A University of Cincinnati (UC) researcher, in collaboration with other investigators, has found that ischemic and hemorrhagic stroke patients who suffer from acute kidney injury (AKI) requiring dialysis have higher death rates and greater odds of entering long-term care or nursing facilities after hospitalization.
The study was published online today in Stroke, a journal of the American Heart Association.
AKI is a rapid loss of kidney function, which is common in hospitalized patients. It has many causes that include low blood pressure, exposure to substances, drugs or interventions harmful to the kidney and obstruction of the urinary tract.
"Typically when patients are in the hospital for any cardiovascular condition, including stroke, they are in the highest risk of developing acute kidney injury," says Charuhas Thakar, MD, professor and director of the Division of Nephrology and Hypertension at the UC College of Medicine. "Many of these patients are elderly, and they have risk factors that predispose them to AKI such as diabetes.
"Some have pre-existing kidney problems that are recognized or under-recognized before they enter the hospital," says Thakar, a UC Health physician and the senior corresponding author for the research. "The other important factor to consider is as people come in to the hospital, their diagnostic and therapeutic interventions can have side effects, and the kidneys can sometimes be injured."
Thakar, lead investigators Girish Nadkarni, MD, and Achint Patel, MD, and a team of investigators used data involving more than 4.6 million patients in the Nationwide Inpatient Sample from 2002 to 2011 to examine hospitalizations of patients with acute ischemic stroke (AIS) and intracerebral hemorrhage stroke (ICH). The researchers found that AKI requiring dialysis occurred in 1.5 and 3.5 per 1,000 hospitalizations with AIS and ICH, respectively.

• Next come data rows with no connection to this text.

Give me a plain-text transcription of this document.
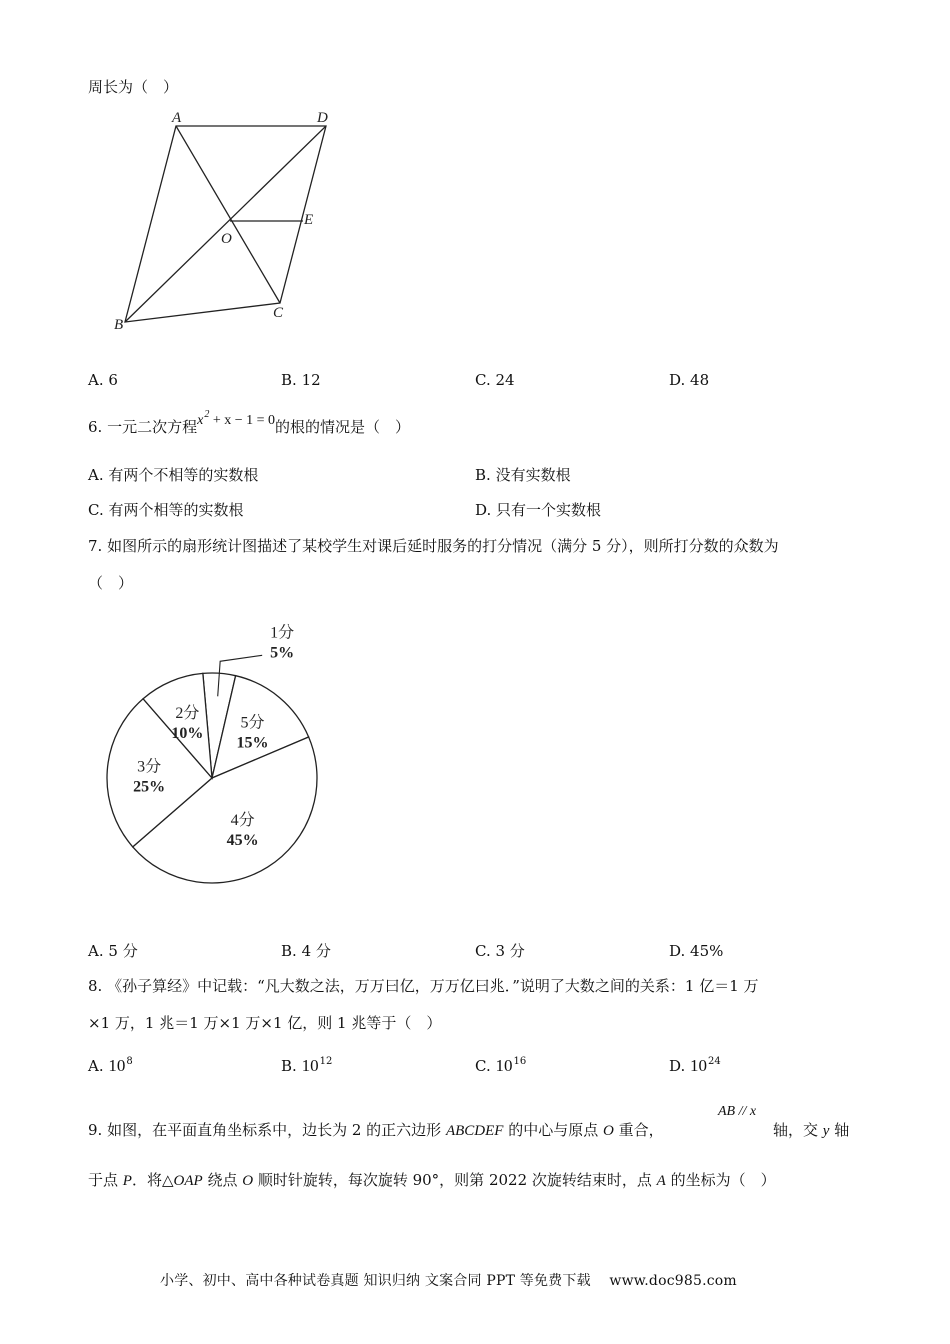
周长为（　）
A	D
B
C
O
E
A. 6	B. 12	C. 24	D. 48
6. 一元二次方程$x^2 + x - 1 = 0$的根的情况是（　）
A. 有两个不相等的实数根	B. 没有实数根
C. 有两个相等的实数根	D. 只有一个实数根
7. 如图所示的扇形统计图描述了某校学生对课后延时服务的打分情况（满分 5 分），则所打分数的众数为
（　）
1分
5%
5分
15%
4分
45%
3分
25%
2分
10%
A. 5 分	B. 4 分	C. 3 分	D. 45%
8. 《孙子算经》中记载：“凡大数之法，万万曰亿，万万亿曰兆．”说明了大数之间的关系：1 亿＝1 万
×1 万，1 兆＝1 万×1 万×1 亿，则 1 兆等于（　）
A. $10^8$	B. $10^{12}$	C. $10^{16}$	D. $10^{24}$
9. 如图，在平面直角坐标系中，边长为 2 的正六边形 ABCDEF 的中心与原点 O 重合，
AB // x
轴，交 y 轴
于点 P．将△OAP 绕点 O 顺时针旋转，每次旋转 90°，则第 2022 次旋转结束时，点 A 的坐标为（　）
小学、初中、高中各种试卷真题 知识归纳 文案合同 PPT 等免费下载 www.doc985.com
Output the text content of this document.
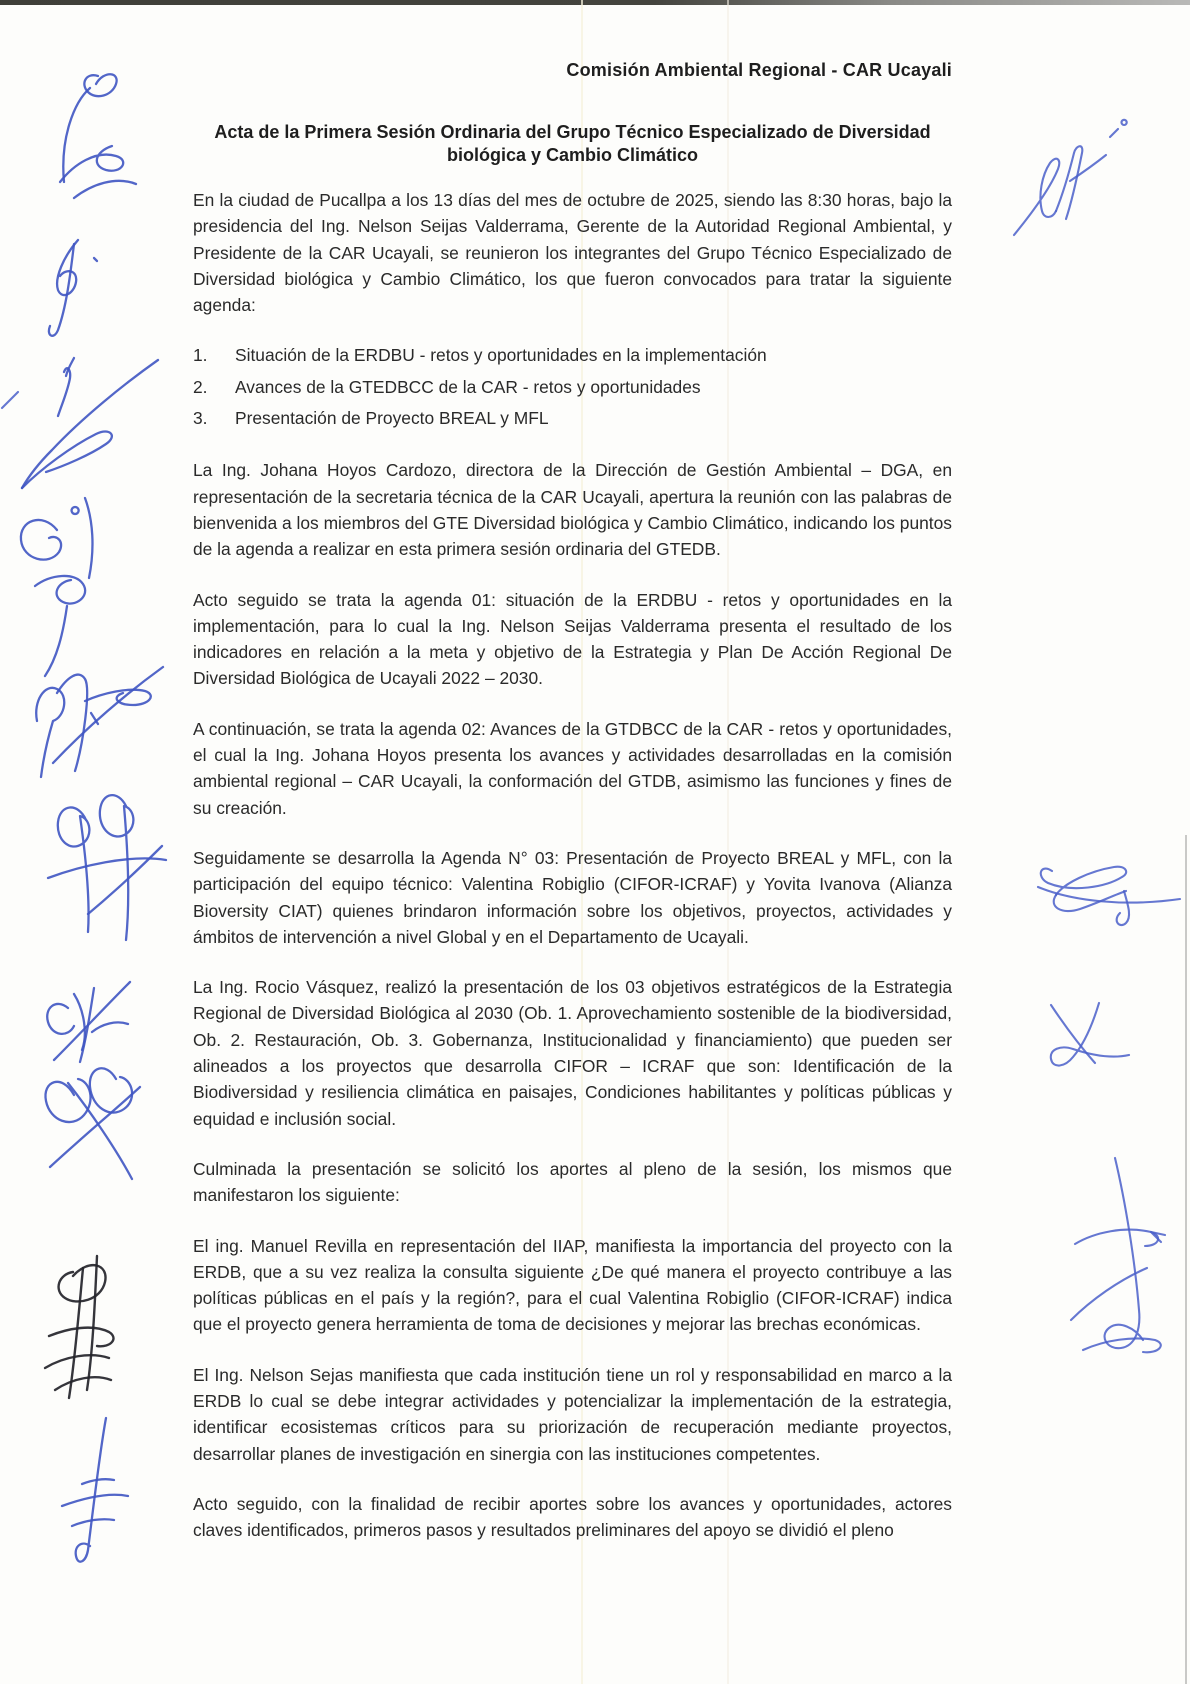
Comisión Ambiental Regional - CAR Ucayali
Acta de la Primera Sesión Ordinaria del Grupo Técnico Especializado de Diversidad biológica y Cambio Climático

En la ciudad de Pucallpa a los 13 días del mes de octubre de 2025, siendo las 8:30 horas, bajo la presidencia del Ing. Nelson Seijas Valderrama, Gerente de la Autoridad Regional Ambiental, y Presidente de la CAR Ucayali, se reunieron los integrantes del Grupo Técnico Especializado de Diversidad biológica y Cambio Climático, los que fueron convocados para tratar la siguiente agenda:

1.	Situación de la ERDBU - retos y oportunidades en la implementación
2.	Avances de la GTEDBCC de la CAR - retos y oportunidades
3.	Presentación de Proyecto BREAL y MFL

La Ing. Johana Hoyos Cardozo, directora de la Dirección de Gestión Ambiental – DGA, en representación de la secretaria técnica de la CAR Ucayali, apertura la reunión con las palabras de bienvenida a los miembros del GTE Diversidad biológica y Cambio Climático, indicando los puntos de la agenda a realizar en esta primera sesión ordinaria del GTEDB.

Acto seguido se trata la agenda 01: situación de la ERDBU - retos y oportunidades en la implementación, para lo cual la Ing. Nelson Seijas Valderrama presenta el resultado de los indicadores en relación a la meta y objetivo de la Estrategia y Plan De Acción Regional De Diversidad Biológica de Ucayali 2022 – 2030.

A continuación, se trata la agenda 02: Avances de la GTDBCC de la CAR - retos y oportunidades, el cual la Ing. Johana Hoyos presenta los avances y actividades desarrolladas en la comisión ambiental regional – CAR Ucayali, la conformación del GTDB, asimismo las funciones y fines de su creación.

Seguidamente se desarrolla la Agenda N° 03: Presentación de Proyecto BREAL y MFL, con la participación del equipo técnico: Valentina Robiglio (CIFOR-ICRAF) y Yovita Ivanova (Alianza Bioversity CIAT) quienes brindaron información sobre los objetivos, proyectos, actividades y ámbitos de intervención a nivel Global y en el Departamento de Ucayali.

La Ing. Rocio Vásquez, realizó la presentación de los 03 objetivos estratégicos de la Estrategia Regional de Diversidad Biológica al 2030 (Ob. 1. Aprovechamiento sostenible de la biodiversidad, Ob. 2. Restauración, Ob. 3. Gobernanza, Institucionalidad y financiamiento) que pueden ser alineados a los proyectos que desarrolla CIFOR – ICRAF que son: Identificación de la Biodiversidad y resiliencia climática en paisajes, Condiciones habilitantes y políticas públicas y equidad e inclusión social.

Culminada la presentación se solicitó los aportes al pleno de la sesión, los mismos que manifestaron los siguiente:

El ing. Manuel Revilla en representación del IIAP, manifiesta la importancia del proyecto con la ERDB, que a su vez realiza la consulta siguiente ¿De qué manera el proyecto contribuye a las políticas públicas en el país y la región?, para el cual Valentina Robiglio (CIFOR-ICRAF) indica que el proyecto genera herramienta de toma de decisiones y mejorar las brechas económicas.

El Ing. Nelson Sejas manifiesta que cada institución tiene un rol y responsabilidad en marco a la ERDB lo cual se debe integrar actividades y potencializar la implementación de la estrategia, identificar ecosistemas críticos para su priorización de recuperación mediante proyectos, desarrollar planes de investigación en sinergia con las instituciones competentes.

Acto seguido, con la finalidad de recibir aportes sobre los avances y oportunidades, actores claves identificados, primeros pasos y resultados preliminares del apoyo se dividió el pleno
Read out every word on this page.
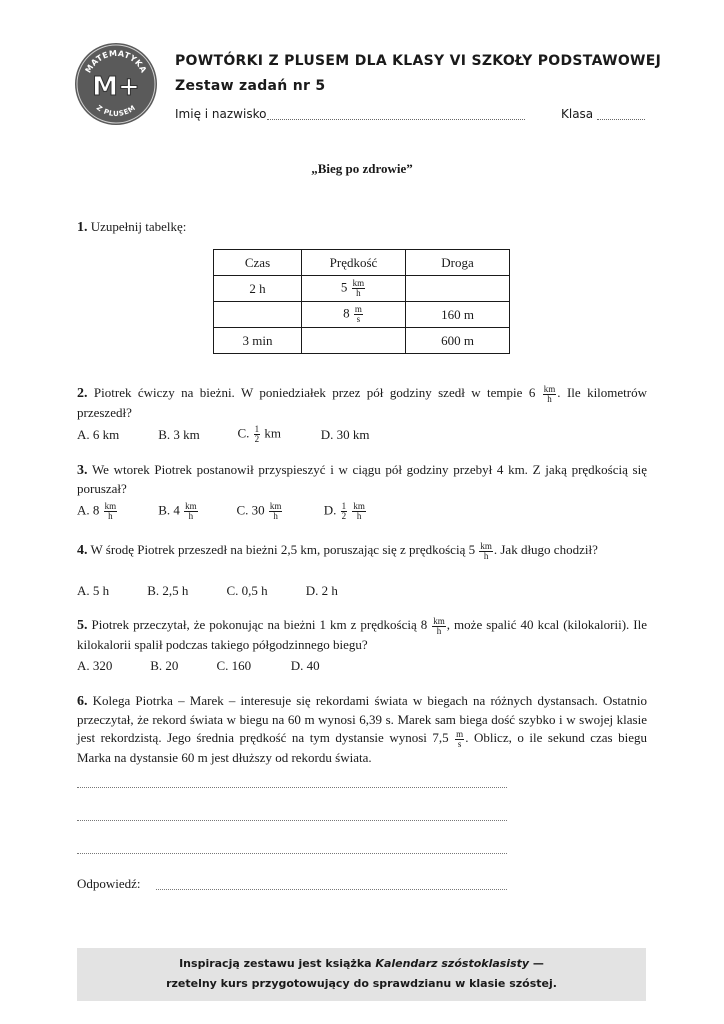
MATEMATYKA
M+
Z PLUSEM
POWTÓRKI Z PLUSEM DLA KLASY VI SZKOŁY PODSTAWOWEJ
Zestaw zadań nr 5
Imię i nazwisko	Klasa
„Bieg po zdrowie”
1. Uzupełnij tabelkę:
Czas	Prędkość	Droga
2 h	$5 \frac{km}{h}$

	$8 \frac{m}{s}$	160 m
3 min		600 m
2. Piotrek ćwiczy na bieżni. W poniedziałek przez pół godziny szedł w tempie $6 \frac{km}{h}$ . Ile kilometrów przeszedł?
A. 6 km	B. 3 km	C. $\frac{1}{2}$ km	D. 30 km
3. We wtorek Piotrek postanowił przyspieszyć i w ciągu pół godziny przebył 4 km. Z jaką prędkością się poruszał?
A. $8 \frac{km}{h}$	B. $4 \frac{km}{h}$	C. $30 \frac{km}{h}$	D. $\frac{1}{2}$
$\frac{km}{h}$
4. W środę Piotrek przeszedł na bieżni 2,5 km, poruszając się z prędkością $5 \frac{km}{h}$ . Jak długo chodził?
A. 5 h	B. 2,5 h	C. 0,5 h	D. 2 h
5. Piotrek przeczytał, że pokonując na bieżni 1 km z prędkością $8 \frac{km}{h}$ , może spalić 40 kcal (kilokalorii). Ile kilokalorii spalił podczas takiego półgodzinnego biegu?
A. 320	B. 20	C. 160	D. 40
6. Kolega Piotrka – Marek – interesuje się rekordami świata w biegach na różnych dystansach. Ostatnio przeczytał, że rekord świata w biegu na 60 m wynosi 6,39 s. Marek sam biega dość szybko i w swojej klasie jest rekordzistą. Jego średnia prędkość na tym dystansie wynosi $7,5 \frac{m}{s}$ . Oblicz, o ile sekund czas biegu Marka na dystansie 60 m jest dłuższy od rekordu świata.
Odpowiedź:
Inspiracją zestawu jest książka Kalendarz szóstoklasisty —
rzetelny kurs przygotowujący do sprawdzianu w klasie szóstej.
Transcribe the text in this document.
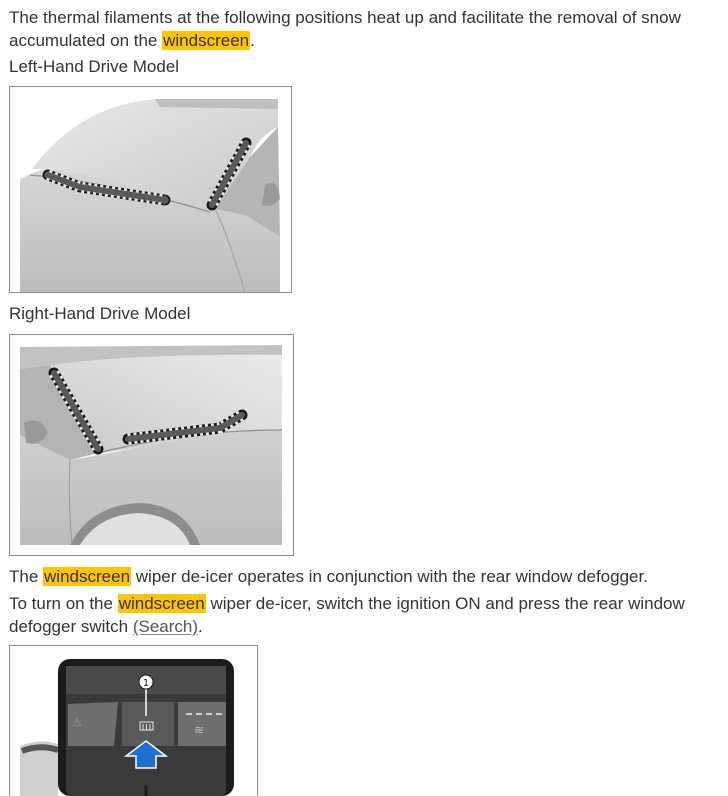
The thermal filaments at the following positions heat up and facilitate the removal of snow accumulated on the windscreen.

Left-Hand Drive Model

Right-Hand Drive Model

The windscreen wiper de-icer operates in conjunction with the rear window defogger.

To turn on the windscreen wiper de-icer, switch the ignition ON and press the rear window defogger switch (Search).

⚠
≋
1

Ischemic stroke is the result of reduced blood flow to the brain, typically from an obstruction such as a clot, while hemorrhagic stroke is the result of a hemorrhage in the brain.
During the 10-year period, the researchers found the number of admissions complicated by AKI requiring dialysis nearly doubled from 0.9 per 1,000 patients in 2002 to 1.7 per 1,000 patients in 2011 in acute ischemic stroke, while doubling from 2.1 per 1,000 patients in 2002 to 4.3 per 1,000 patients in 2011 in intracerebral hemorrhagic stroke, says Thakar.
In AIS admissions, AKI requiring dialysis was associated with 30 percent higher odds of mortality and 18 percent higher odds of adverse discharge (placed in a long-term care facility or nursing home) as compared to patients without AKI, he adds.. Similarly, in ICH admissions, AKI requiring dialysis was associated with twice the odds of mortality and 74 percent higher odds of adverse discharge (placed in a long-term care facility or nursing home) as compared to patients without AKI.
"We wanted to look at what are some of the conditions that occur at a higher frequency associated with AKI and stroke," says Thakar. "If a patient comes in with stroke, can the clinician be able to predict which patients will end up with acute kidney injury versus not?
"What we found was the frequency of the following conditions--sepsis, atrial fibrillation, hypertension and prior history of chronic kidney disease--were more likely to be associated with patients with acute kidney injury," says Thakar. "If you came in with stroke and you had any of these four conditions, you were a lot more likely to suffer AKI compared to someone without those conditions.
"When patients come in with stroke, they are much more likely to get CT scans, or they are more likely to get angiograms and other interventions that have known side effects on the kidneys," says Thakar.
The study does not look at specific ways to prevent AKI but is designed to increase awareness of the true burden of AKI in stroke patients, says Thakar, who notes that physicians can carefully examine predisposing factors such as hypertension and chronic kidney disease and be cautious when using diagnostic or therapeutic options on patients that may have adverse effects on the kidneys.
Thakar says the study has its limitations, adding, "These relationships are observational and not causally linked. More research needs to be done to understand whether this association plays out due to impacts on processes of care, or biology or both."
Thakar says further investigation is needed to examine the connection between ischemic injury and the clinical interaction between the brain and the kidney. "We need to better understand how our ability to protect one vital organ during an episode of ischemic injury could affect the functioning of other vital organs," he says.
The burden of AKI and stroke will continue to challenge the resources of our health care system as our nation's population ages, says Thakar. "We as a health care system should prepare ourselves to expect an increasing need for providing complex long-term care in these patients," he adds.